Data reshaping is the process of transforming the structure of a dataset to make it more suitable for analysis. In many cases, raw data is not in a tidy format, which makes it difficult to analyze or visualize. The tidyr package in R provides simple and consistent functions to reshape data into a tidy structure.
A tidy dataset follows three main principles: each variable forms a column, each observation forms a row, and each type of observational unit forms a table. The tidyr package helps convert data into this format.
To use tidyr, the package must first be installed and loaded.
install.packages("tidyr")
library(tidyr)
One common reshaping task is converting data from wide format to long format. In wide format, multiple variables are stored in separate columns. In long format, these variables are stored in a single column with corresponding values.
# Example wide dataset
data_wide <- data.frame(
id = 1:3,
math = c(80, 90, 85),
science = c(75, 88, 82)
)
The pivot_longer() function is used to convert wide data into long format.
data_long <- data_wide %>%
pivot_longer(
cols = c(math, science),
names_to = "subject",
values_to = "score"
)
Another common task is converting long format data back to wide format.
data_wide_again <- data_long %>%
pivot_wider(
names_from = subject,
values_from = score
)
The table below shows the difference between wide and long data formats.

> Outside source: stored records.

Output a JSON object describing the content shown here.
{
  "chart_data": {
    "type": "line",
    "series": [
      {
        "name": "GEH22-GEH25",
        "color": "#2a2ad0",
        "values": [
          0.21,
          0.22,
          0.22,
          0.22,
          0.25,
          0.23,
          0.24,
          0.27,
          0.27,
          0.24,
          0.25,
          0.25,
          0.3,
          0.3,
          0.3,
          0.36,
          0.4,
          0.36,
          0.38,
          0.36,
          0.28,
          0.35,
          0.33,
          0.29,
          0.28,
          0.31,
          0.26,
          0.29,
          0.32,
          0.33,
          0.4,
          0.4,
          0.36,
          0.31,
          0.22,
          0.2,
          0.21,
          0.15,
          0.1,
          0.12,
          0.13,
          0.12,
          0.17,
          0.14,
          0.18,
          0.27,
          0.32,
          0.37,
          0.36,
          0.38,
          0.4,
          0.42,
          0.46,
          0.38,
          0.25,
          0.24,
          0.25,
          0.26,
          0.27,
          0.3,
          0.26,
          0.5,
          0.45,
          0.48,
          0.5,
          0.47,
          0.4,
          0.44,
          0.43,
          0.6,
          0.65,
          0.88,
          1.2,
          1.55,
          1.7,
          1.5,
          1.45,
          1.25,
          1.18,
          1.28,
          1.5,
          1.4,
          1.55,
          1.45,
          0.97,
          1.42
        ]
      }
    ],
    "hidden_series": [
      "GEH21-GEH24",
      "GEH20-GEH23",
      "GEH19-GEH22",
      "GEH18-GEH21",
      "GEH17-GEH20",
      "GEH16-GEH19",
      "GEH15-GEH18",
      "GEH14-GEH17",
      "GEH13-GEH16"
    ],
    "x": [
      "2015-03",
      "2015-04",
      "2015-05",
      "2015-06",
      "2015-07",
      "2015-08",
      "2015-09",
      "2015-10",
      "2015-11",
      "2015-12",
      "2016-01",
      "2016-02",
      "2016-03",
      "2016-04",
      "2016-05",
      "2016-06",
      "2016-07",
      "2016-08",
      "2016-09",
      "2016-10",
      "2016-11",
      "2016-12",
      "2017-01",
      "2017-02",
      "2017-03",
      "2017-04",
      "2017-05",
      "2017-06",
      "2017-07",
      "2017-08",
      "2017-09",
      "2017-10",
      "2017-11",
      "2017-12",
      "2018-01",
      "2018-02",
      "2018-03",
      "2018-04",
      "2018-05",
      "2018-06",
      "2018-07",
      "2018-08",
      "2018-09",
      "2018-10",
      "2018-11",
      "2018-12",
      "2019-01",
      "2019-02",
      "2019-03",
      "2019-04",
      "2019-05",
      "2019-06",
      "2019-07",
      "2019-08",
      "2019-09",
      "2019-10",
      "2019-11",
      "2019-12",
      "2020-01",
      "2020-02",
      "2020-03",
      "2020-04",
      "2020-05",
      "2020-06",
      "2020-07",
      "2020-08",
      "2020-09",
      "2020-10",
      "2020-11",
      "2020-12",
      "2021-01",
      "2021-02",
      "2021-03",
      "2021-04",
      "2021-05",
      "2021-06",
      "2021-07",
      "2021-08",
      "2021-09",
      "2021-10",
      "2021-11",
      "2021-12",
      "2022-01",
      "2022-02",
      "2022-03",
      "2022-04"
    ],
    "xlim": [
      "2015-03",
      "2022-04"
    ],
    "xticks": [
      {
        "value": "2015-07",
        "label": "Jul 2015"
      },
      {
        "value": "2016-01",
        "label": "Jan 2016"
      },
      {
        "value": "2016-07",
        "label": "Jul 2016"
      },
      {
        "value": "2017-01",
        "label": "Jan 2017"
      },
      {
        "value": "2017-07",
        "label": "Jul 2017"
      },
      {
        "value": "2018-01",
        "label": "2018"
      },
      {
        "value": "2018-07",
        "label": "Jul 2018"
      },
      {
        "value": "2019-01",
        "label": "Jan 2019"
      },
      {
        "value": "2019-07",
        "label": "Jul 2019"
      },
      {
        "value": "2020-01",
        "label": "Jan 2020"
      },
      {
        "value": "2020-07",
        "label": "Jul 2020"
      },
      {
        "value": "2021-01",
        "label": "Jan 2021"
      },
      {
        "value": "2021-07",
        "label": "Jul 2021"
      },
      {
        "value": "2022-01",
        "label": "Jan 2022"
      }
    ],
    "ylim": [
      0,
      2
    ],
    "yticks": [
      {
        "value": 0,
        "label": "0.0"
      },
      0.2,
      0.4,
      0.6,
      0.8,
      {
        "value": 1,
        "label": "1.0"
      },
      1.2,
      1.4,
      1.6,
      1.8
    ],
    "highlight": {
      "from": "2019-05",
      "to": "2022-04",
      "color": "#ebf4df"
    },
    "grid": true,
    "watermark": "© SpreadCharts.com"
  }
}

| Format | Description | Example Structure |
|---|---|---|
| Wide Format | Multiple variables stored in separate columns | math, science as separate columns |
| Long Format | Variables stored in a single column with values | subject column with math and science values |
Data reshaping is an important step in data cleaning and preparation. The tidyr package makes it easy to transform datasets into tidy formats, which improves compatibility with analysis and visualization tools in R.